I was talking to a good friend of mine about AI models and GPT-3 today. He's an excellent musician, and after I told him about my view of AI models to some extent as tools that'll do away with a lot of the tedious parts of many things we do today in the creative arts and engineering, he asked me whether there existed a good AI model out there that could do AI mixing, as that was something that he found to take a while to do.
I've never really looked at music AI before. I knew that it is a wide field, and that there's a lot of research going on, so today I'll just do a brief look at some generative models out there, and the AI models that are out there.
What's interesting about music, and something I didn't know before reading the article on Jukebox, OpenAI's music generation AI, is that music is super information dense. A typical 4-minute song at CD quality (44 kHz, 16-bit) has over 10 million timesteps which all need to be generated if you want something that generates raw audio data, which is prodigiously huge - uncompressed audio for a 4 minute song can clock in at 42 mb. In addition, all of these 10 million timesteps need to be correlated with each other, which makes the resulting model rather complex. This is a serious bottleneck for AI driven direct creation of music. Text and images usually take much less timesteps and the resulting file is also usually a lot less than 42 mb. Therefore a lot of the work on AI music generation has been symbolic music generation, where you generate MIDI files or notes, which are then translated into music. However this has the issue that a lot of the subtler parts of live music is lost - all the subtle resonances and suchlike.
In addition, description of music is difficult, and it tends to be somewhat poorly labelled, more so than images with captions, which can be scraped from the internet, making large scale music models difficult.
There's an interesting exploration of the intricacies and issues involved in this article, which is well worth reading if you have the time.
Anyway, the very simplified solution to this is to use an autoencoder for the generative models, something which maps from a lower dimensional space back up to the high dimensional audio space.
Now, as far as real complete AI music generation go, Jukebox seems to be pretty much the only system that provides anything that's close to what you want. Give it an artist, genre and lyrics, it'll create music. But the music is a bit scratchy. There are services like Sounddraw which also provides quite generic music, but it's not that good. Most of the work in this field seems to still be largely tied up in research, with competitions like the AI song contest indicating that there's quite a lot of tools available, but they're mostly Python packages and GitHub repositories, and thus not really available to the public. In addition, there's a mix of tools used for different parts of a song, like GPT-3 for the lyrics and such, and not one single tool used to generate a song. The songs are super nice.

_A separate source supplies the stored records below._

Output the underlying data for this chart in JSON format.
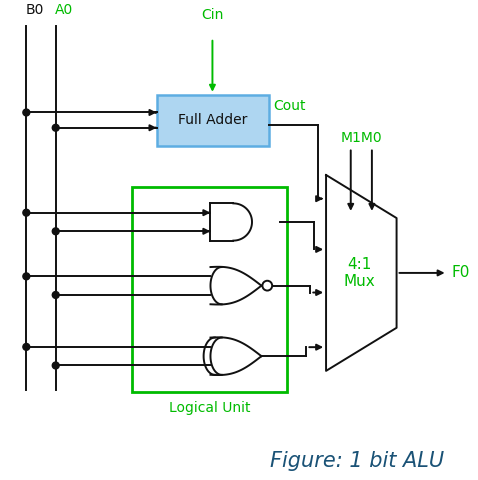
{
  "title": "Figure: 1 bit ALU",
  "title_color": "#1a5276",
  "title_fontsize": 15,
  "green": "#00bb00",
  "black": "#111111",
  "white": "#ffffff",
  "blue_fill": "#aed6f1",
  "blue_edge": "#5dade2",
  "label_B0": "B0",
  "label_A0": "A0",
  "label_Cin": "Cin",
  "label_Cout": "Cout",
  "label_M1M0": "M1M0",
  "label_FA": "Full Adder",
  "label_LU": "Logical Unit",
  "label_mux": "4:1\nMux",
  "label_F0": "F0",
  "bg": "#ffffff"
}
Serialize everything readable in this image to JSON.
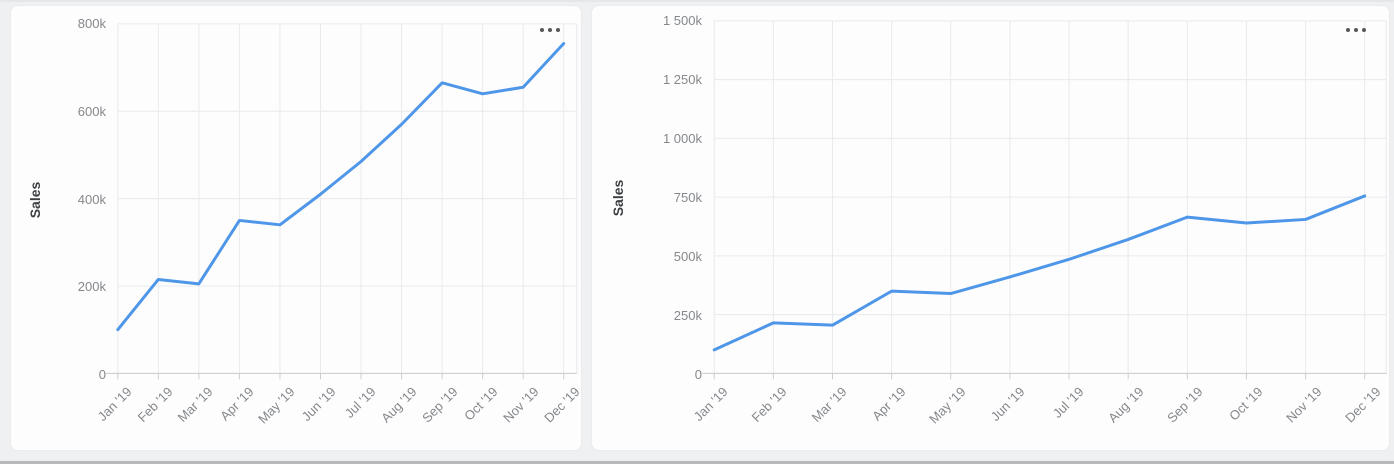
{
  "page": {
    "background": "#eff0f1",
    "card_background": "#fdfdfe"
  },
  "chart_data": [
    {
      "type": "line",
      "title": "",
      "xlabel": "",
      "ylabel": "Sales",
      "categories": [
        "Jan '19",
        "Feb '19",
        "Mar '19",
        "Apr '19",
        "May '19",
        "Jun '19",
        "Jul '19",
        "Aug '19",
        "Sep '19",
        "Oct '19",
        "Nov '19",
        "Dec '19"
      ],
      "series": [
        {
          "name": "Sales",
          "values": [
            100000,
            215000,
            205000,
            350000,
            340000,
            410000,
            485000,
            570000,
            665000,
            640000,
            655000,
            755000
          ]
        }
      ],
      "ylim": [
        0,
        800000
      ],
      "yticks": [
        0,
        200000,
        400000,
        600000,
        800000
      ],
      "ytick_labels": [
        "0",
        "200k",
        "400k",
        "600k",
        "800k"
      ],
      "grid": true,
      "legend": false,
      "line_color": "#4e96e8",
      "context_menu_icon": "ellipsis"
    },
    {
      "type": "line",
      "title": "",
      "xlabel": "",
      "ylabel": "Sales",
      "categories": [
        "Jan '19",
        "Feb '19",
        "Mar '19",
        "Apr '19",
        "May '19",
        "Jun '19",
        "Jul '19",
        "Aug '19",
        "Sep '19",
        "Oct '19",
        "Nov '19",
        "Dec '19"
      ],
      "series": [
        {
          "name": "Sales",
          "values": [
            100000,
            215000,
            205000,
            350000,
            340000,
            410000,
            485000,
            570000,
            665000,
            640000,
            655000,
            755000
          ]
        }
      ],
      "ylim": [
        0,
        1500000
      ],
      "yticks": [
        0,
        250000,
        500000,
        750000,
        1000000,
        1250000,
        1500000
      ],
      "ytick_labels": [
        "0",
        "250k",
        "500k",
        "750k",
        "1 000k",
        "1 250k",
        "1 500k"
      ],
      "grid": true,
      "legend": false,
      "line_color": "#4e96e8",
      "context_menu_icon": "ellipsis"
    }
  ]
}
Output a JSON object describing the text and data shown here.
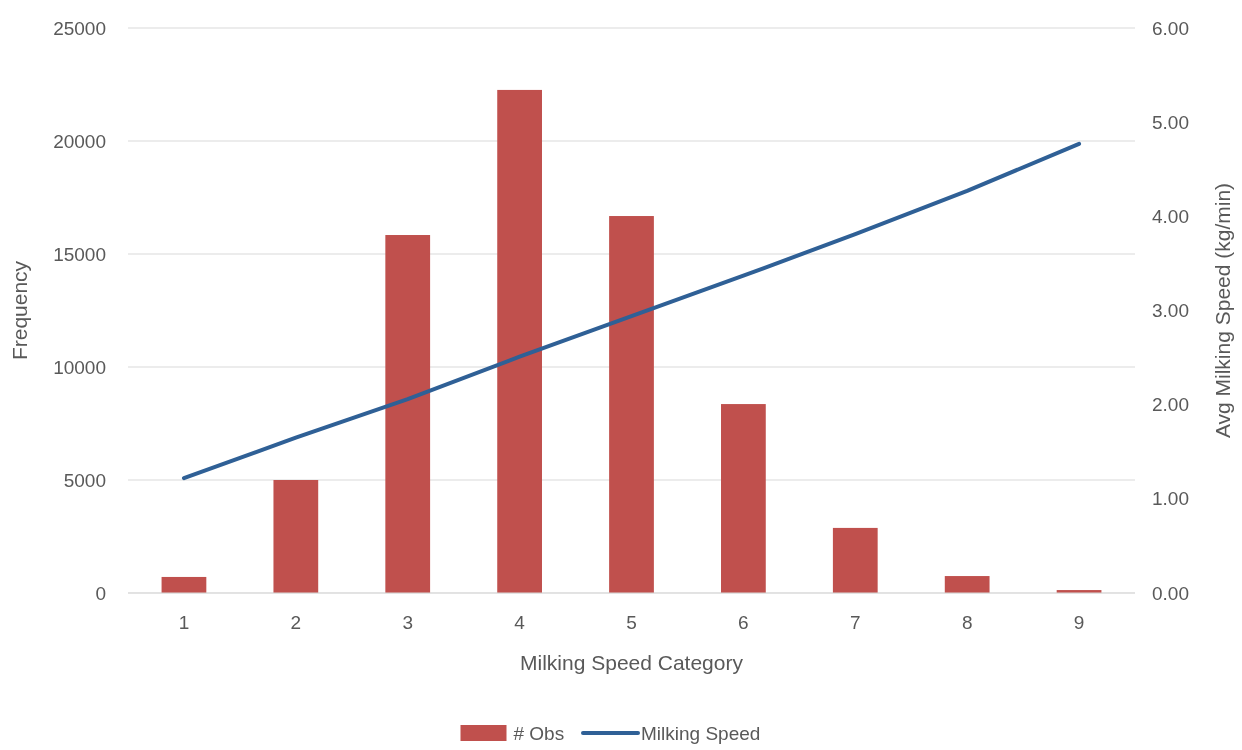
{
  "chart_data": {
    "type": "bar",
    "xlabel": "Milking Speed Category",
    "ylabel": "Frequency",
    "y2label": "Avg Milking Speed (kg/min)",
    "categories": [
      "1",
      "2",
      "3",
      "4",
      "5",
      "6",
      "7",
      "8",
      "9"
    ],
    "series": [
      {
        "name": "# Obs",
        "color": "#c0504d",
        "values": [
          710,
          5000,
          15840,
          22260,
          16680,
          8360,
          2880,
          750,
          130
        ]
      },
      {
        "name": "Milking Speed",
        "type": "line",
        "axis": "y2",
        "color": "#2f6096",
        "values": [
          1.22,
          1.65,
          2.06,
          2.51,
          2.94,
          3.37,
          3.81,
          4.27,
          4.77
        ]
      }
    ],
    "ylim": [
      0,
      25000
    ],
    "yticks": [
      0,
      5000,
      10000,
      15000,
      20000,
      25000
    ],
    "y2lim": [
      0,
      6
    ],
    "y2ticks": [
      {
        "value": 0,
        "label": "0.00"
      },
      {
        "value": 1,
        "label": "1.00"
      },
      {
        "value": 2,
        "label": "2.00"
      },
      {
        "value": 3,
        "label": "3.00"
      },
      {
        "value": 4,
        "label": "4.00"
      },
      {
        "value": 5,
        "label": "5.00"
      },
      {
        "value": 6,
        "label": "6.00"
      }
    ],
    "grid": "y",
    "legend": "bottom",
    "line_style": "solid",
    "marker": "none"
  }
}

For symbolic music generation, MuseNet from OpenAI seems to also be pretty good. It's pretty much your standard transformer architecture with some tweaks.
I was surprised when I looked into this that it seems like at the moment, the field isn't as advanced as text to image has become. Music surprisingly seems to be more difficult to generate than images. In the future of course, this might change and the songs in the AI song contest sound uncannily human, but for now, musicians have probably the most job security of anyone in the creative arts.
Now for mixing and equalizers. For cleaning up an existing mix, Gullfoss and Soothe seem to be the best option. Soothe is more for balancing out a mix, while Gullfoss is more complete tool with parameters that you can set to determine what type of mix you want. As they are proprietary however, it's hard to know what models or algorithms they are using. And they are expensive, clocking in at $140 for soothe and $120 for Gullfoss.
For complete AI mixing, there's an interesting service from RoexAudio, which performs complete mixing and mastering in one passthrough with some simple settings. It looks promising but possibly needs some testing.
Then there's also Neutron, which is a more proprietary solution that seems to be more professional. This article I found seems to say that it's a good solution to the problem of mixing.
With regards to all this that I saw, it seems that there's a definite gap in the market for a AI music orchestrator that pulls together some of these tools for greater ease of use, as well as a lot more training and larger models needed to generate the audio itself - audio is harder to generate than images. But the rapid growth and improvement in Text To Speech means that it is indeed probably possible in text to music. In 2084, we might see music for every occasion, generated to fit the mood of whatever going on, plugged into a sentiment analyser that reads what people would want to hear. Or a playlist generator, that makes an infinite list of songs from the name of the playlist alone.